Certainly the oddest spring in the last 20 years for our farm has resulted in a sporadic bloom in the orchard. I generally plan on the orchard being in full bloom by May 15 and the orchards have already had one irrigation cycle. For the first time, I had olive trees blooming in June and another inch of rain fell in the middle of June. It's not a good sign for a bumper crop this winter, but as the olives begin to appear (about the size of peas now), all does not appear lost.
I'm looking forward to forcasted days of low to mid-80 degree weather. With Lake Oroville finally at capacity and improved weather, our farmers markets and tasting room have seen increased traffic as people start to take those day or weekend trips they put off because of the poor weather in the spring.
By Dino Giacomazzi, Kings County dairy farmer
The summer heat in the south valley has seen wide swings in temperature. One week it's hot, the next it's not. Cows are not fans of heat and production drops during hot periods.
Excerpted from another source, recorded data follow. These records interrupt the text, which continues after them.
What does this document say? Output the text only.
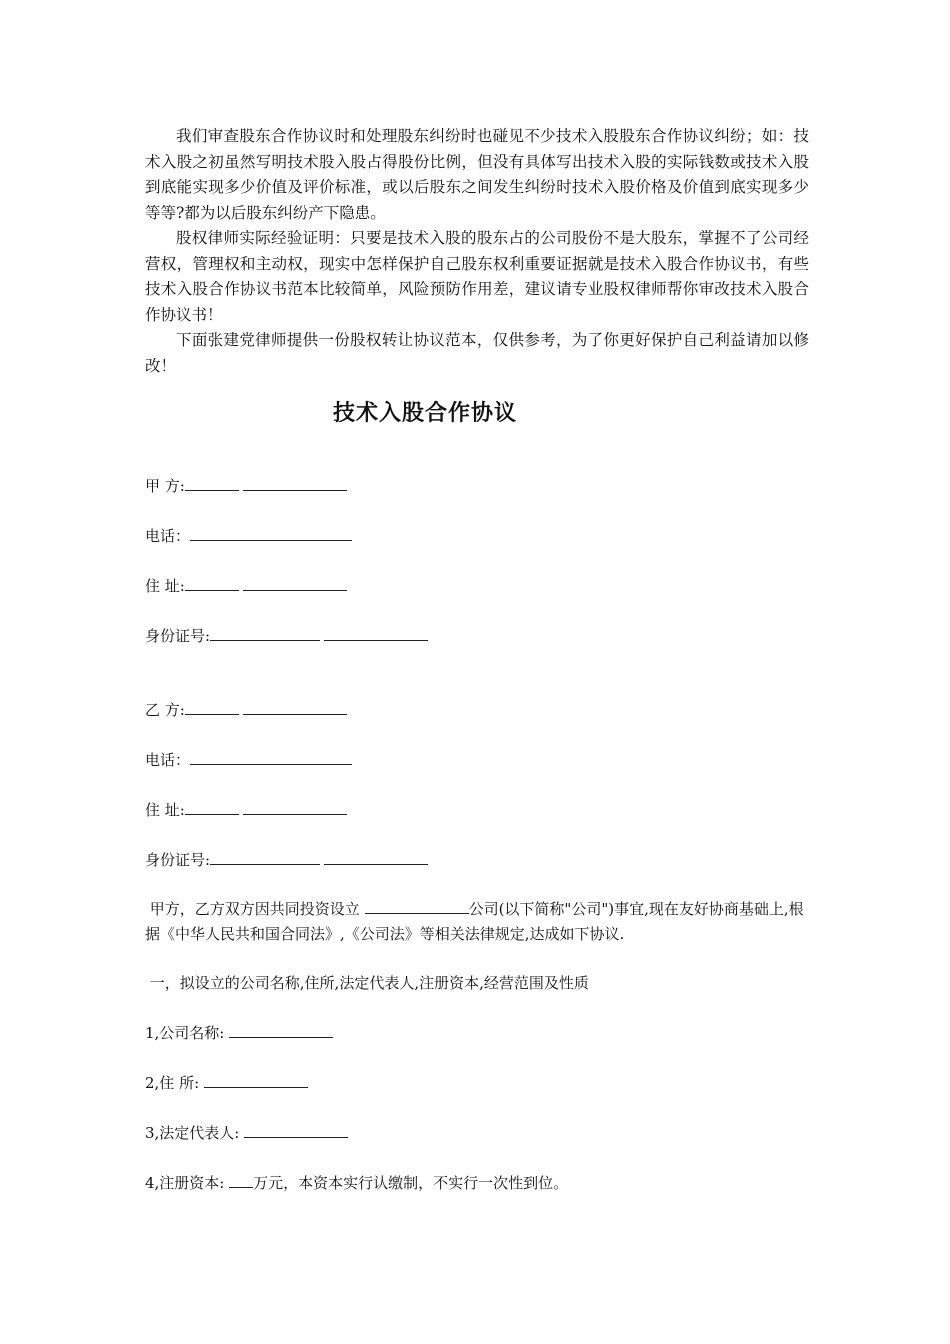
我们审查股东合作协议时和处理股东纠纷时也碰见不少技术入股股东合作协议纠纷；如：技术入股之初虽然写明技术股入股占得股份比例，但没有具体写出技术入股的实际钱数或技术入股到底能实现多少价值及评价标准，或以后股东之间发生纠纷时技术入股价格及价值到底实现多少等等?都为以后股东纠纷产下隐患。

股权律师实际经验证明：只要是技术入股的股东占的公司股份不是大股东，掌握不了公司经营权，管理权和主动权，现实中怎样保护自己股东权利重要证据就是技术入股合作协议书，有些技术入股合作协议书范本比较简单，风险预防作用差，建议请专业股权律师帮你审改技术入股合作协议书！

下面张建党律师提供一份股权转让协议范本，仅供参考，为了你更好保护自己利益请加以修改！

技术入股合作协议
甲 方:
电话：
住 址:
身份证号:
乙 方:
电话：
住 址:
身份证号:
甲方，乙方双方因共同投资设立	公司(以下简称"公司")事宜,现在友好协商基础上,根据《中华人民共和国合同法》,《公司法》等相关法律规定,达成如下协议.
一，拟设立的公司名称,住所,法定代表人,注册资本,经营范围及性质
1,公司名称:
2,住 所:
3,法定代表人:
4,注册资本: 万元，本资本实行认缴制，不实行一次性到位。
Lucky for them, we have fairly advanced cooling systems in place to help them get through it.
Even though current milk prices are at near-record levels (primarily driven by export demand), high feed costs are still causing thin margins for producers. Corn is bouncing around at record levels, transportation costs are high, and alfalfa supply and quality is low. Many producers in the area are currently looking to utilize put options on milk futures to protect margins over the next year.
There is a lot of discussion throughout the nation on the Foundation for the Future plan. (See story, Page 1). This plan aims to minimize milk volatility by reforming the current milk marketing system. The plan includes a program similar to crop insurance, deregulating federal milk markets, and includes a milk supply management program. The program is expected to be included in the next farm bill.